Google and Samsung team up for new smartwatch OS; Android 12 revealed
Google has announced plans to merge its Wear OS smartwatch platform with Fitbit and Samsung’s Tizen and revealed a major design overhaul for the next version of Android.
Announced during its 2021 I/O conference, Google’s new focus on Wear OS – now rebranded as simply Wear – follows years of neglect from the firm which has seen its market share dwindle to a fraction of that enjoyed by Apple’s wearable smartwatch platform.
While Google has forgone releasing any major updates for Wear in recent years, the platform was also hamstrung by its reliance on Qualcomm as its sole provider, which has neglected to release a wearable chipset capable of competing with Samsung’s Exynos or Apple’s S series processors.
Now Wear OS and Samsung’s Tizen OS will be merged, with Samsung planning to release the new software on its upcoming Galaxy Watch 4 and other firms also expected to release devices. Unfortunately, for current users of both Tizen and Wear OS, the new platform will not be ported to older devices.
Google said that improved performance for the revamped OS will see apps start up to 30 per cent faster on the latest chipsets with a smoother user interface, animations and motion.
The watches should also see longer battery life with under-the-hood optimisations made to the software to minimise the amount of power it uses by taking advantage of low-power hardware cores.
That includes the ability to run the heart rate sensor continuously during the day without draining the battery too heavily, as well as the ability to track sleep overnight.
While Wear OS was strictly designed to minimise the amount of software customisation available to watchmakers, Wear has been designed to allow greater customisation at a system level.

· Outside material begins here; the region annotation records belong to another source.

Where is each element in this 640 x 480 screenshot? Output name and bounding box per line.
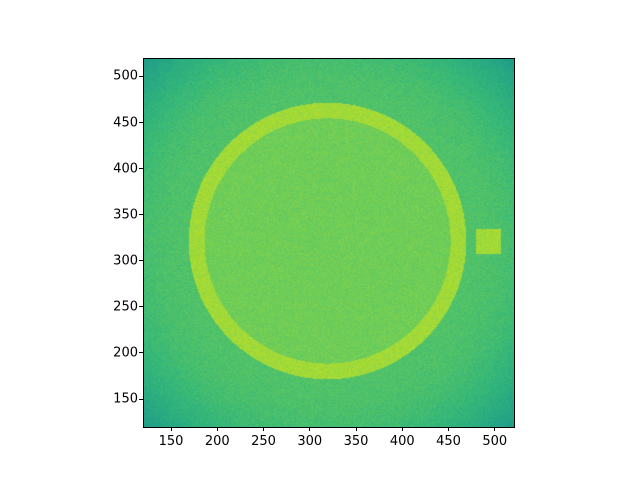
y-tick-label: 300: [113, 253, 138, 268]
y-tick-label: 400: [113, 161, 138, 176]
y-tick-mark: [139, 306, 143, 307]
y-tick-label: 200: [113, 345, 138, 360]
heatmap-image: [143, 58, 514, 427]
y-tick-mark: [139, 260, 143, 261]
x-tick-mark: [217, 427, 218, 431]
x-tick-mark: [263, 427, 264, 431]
x-tick-label: 450: [436, 434, 461, 449]
y-tick-label: 250: [113, 299, 138, 314]
x-tick-label: 150: [159, 434, 184, 449]
x-tick-label: 200: [205, 434, 230, 449]
y-tick-mark: [139, 168, 143, 169]
x-tick-mark: [402, 427, 403, 431]
x-tick-label: 500: [482, 434, 507, 449]
y-tick-label: 350: [113, 207, 138, 222]
y-tick-label: 150: [113, 392, 138, 407]
y-tick-mark: [139, 76, 143, 77]
x-tick-mark: [494, 427, 495, 431]
x-tick-label: 350: [344, 434, 369, 449]
x-tick-mark: [309, 427, 310, 431]
x-tick-mark: [356, 427, 357, 431]
x-tick-mark: [448, 427, 449, 431]
y-tick-mark: [139, 122, 143, 123]
y-tick-mark: [139, 399, 143, 400]
y-tick-mark: [139, 352, 143, 353]
y-tick-label: 450: [113, 115, 138, 130]
y-tick-label: 500: [113, 69, 138, 84]
x-tick-mark: [171, 427, 172, 431]
x-tick-label: 250: [251, 434, 276, 449]
y-tick-mark: [139, 214, 143, 215]
x-tick-label: 400: [390, 434, 415, 449]
x-tick-label: 300: [297, 434, 322, 449]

Google will also redesign many of its homegrown Wear apps including Google Maps, Assistant and YouTube Music for the new platform.
Android 12 was also shown at the conference featuring the most significant visual redesign in years. It assumes a blockier look than previous versions of Android, with big and bold colours applied to widgets and apps that makes it more reminiscent of Apple’s iOS.
Google has also worked extensively on animations to give Android a smoother feel, as well as cutting the amount of CPU time to carry out some basic operations which should help to improve battery life.
The quick settings panel will now include sections for easy access to Google Pay and smart home devices moving them from the lockscreen which was used in Android 11. The privacy dashboard has also been revamped to give users a better idea about how apps are using their data.
Project Starline was also introduced at I/O 2021 which is a virtual communication tool designed to make users feel like they are sitting just across the table from one another via the use of a “magic window”.
Google has made use of machine learning and real-time compression to create realtime 3D models of the person on the other side of the call. Currently, prototype versions feature custom-built hardware and can only be found in a few of Google’s offices, but the firm plans to make the technology more affordable and accessible over time.